Un'esperienza, sperimentata, suo malgrado, sulla propria pelle, che ha lasciato in Federica una consapevolezza: “Sarebbe opportuno che i pediatri si specializzassero e che al compimento di un anno si rendesse obbligatoria e gratuita la visita di un neuropsichiatra. Non si tratta di creare allarmismi. Dico solo, che la diagnosi precoce resta il primo passo indispensabile per il trattamento dell'autismo. Martina aveva 17 mesi. A 18 abbiamo già iniziato le terapie”.

L'inizio di un percorso che cambia la vita. E non per mera retorica: “La diagnosi di autismo è devastante, innanzitutto perché ti pone di fronte alla necessità di recuperare informazioni. Non sapere precisamente cosa fare, come evolve, ti dà la sensazione di sentire la terra che ti viene a mancare sotto i piedi. Psicologicamente è devastante. Come tutti hai dei progetti, immagini di lavorare, di iscrivere tuo figlio all'asilo; che quando crescerà avrai una certa stabilità. Invece, all'improvviso, non sai più quello che ti aspetta, quello che è giusto fare. Nessun genitore nasce istruito su come crescere suo figlio, figuriamoci un genitore che ha viene a sapere che suo figlio è autistico. Ho rinunciato al lavoro della mia vita, quello che mi ero guadagnata con il tempo perché ho capito di avere una figlia disabile. Martina aveva bisogno di me e io avevo bisogno di imparare”.

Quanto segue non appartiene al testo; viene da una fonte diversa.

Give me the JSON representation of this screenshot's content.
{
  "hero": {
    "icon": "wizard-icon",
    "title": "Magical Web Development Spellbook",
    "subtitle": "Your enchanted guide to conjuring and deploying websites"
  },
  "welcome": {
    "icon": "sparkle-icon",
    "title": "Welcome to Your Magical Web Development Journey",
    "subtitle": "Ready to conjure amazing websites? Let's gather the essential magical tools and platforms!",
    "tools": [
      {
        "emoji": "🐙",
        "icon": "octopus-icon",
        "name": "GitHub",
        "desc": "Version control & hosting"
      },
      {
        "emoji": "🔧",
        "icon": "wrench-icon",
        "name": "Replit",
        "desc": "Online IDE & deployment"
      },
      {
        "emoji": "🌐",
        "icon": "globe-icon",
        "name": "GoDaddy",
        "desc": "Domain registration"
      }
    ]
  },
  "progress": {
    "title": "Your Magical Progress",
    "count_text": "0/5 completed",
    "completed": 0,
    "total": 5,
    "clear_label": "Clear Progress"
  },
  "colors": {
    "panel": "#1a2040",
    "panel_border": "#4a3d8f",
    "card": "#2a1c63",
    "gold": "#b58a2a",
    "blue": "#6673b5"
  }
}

Una rivoluzione totale: “Mi sono trasferita, ho cambiato città perché avevo bisogno che mia figlia riconoscesse i nonni. L'idea che con il tempo ci saremmo allontanati mi logorava. Da quel momento sia io, sia mio marito abbiamo iniziato a dedicare ogni minuto a Martina. Niente palestra, aperitivo, chiacchierare con un amica o un amico; uscire, andare al cinema, finanche guardare la tv la sera: Martina è diventata la nostra priorità assoluta e contava solo aiutarla a comunicare; a farsi capire e a farci capire”

La chiave si chiama terapia ABA: “È indispensabile e ci ha aiutato tantissimo. I terapisti ti indicano come comportarti, come eventualmente anticipare una crisi e come gestirla per fare in modo che diminuisca di intensità e di frequenza; come premiarla, come insegnarle a svolgere una qualsiasi attività. Tutto deve essere insegnato. Per capire di cosa parliamo, posso dire che ci abbiamo messo 5 mesi per insegnarle ad aprire la zip dell'astuccio, un'attività che un normotipico acquisisce per imitazione, spontaneamente”

Il futuro è il presente anche perché pensare al futuro genera un senso di vuoto e di angoscia enorme: “La tua vita cambia perché sai che tuo figlio crescerà, ma tu non avrai le forze per aiutarlo sempre. Ogni sacrificio che facciamo quotidianamente lo affrontiamo ormai con consapevolezza e tenacia, senza farci sopraffare dalla tristezza. La vera incognita è il futuro e lo se dovessi descriverlo lo farei paragonandolo al nero assoluto”.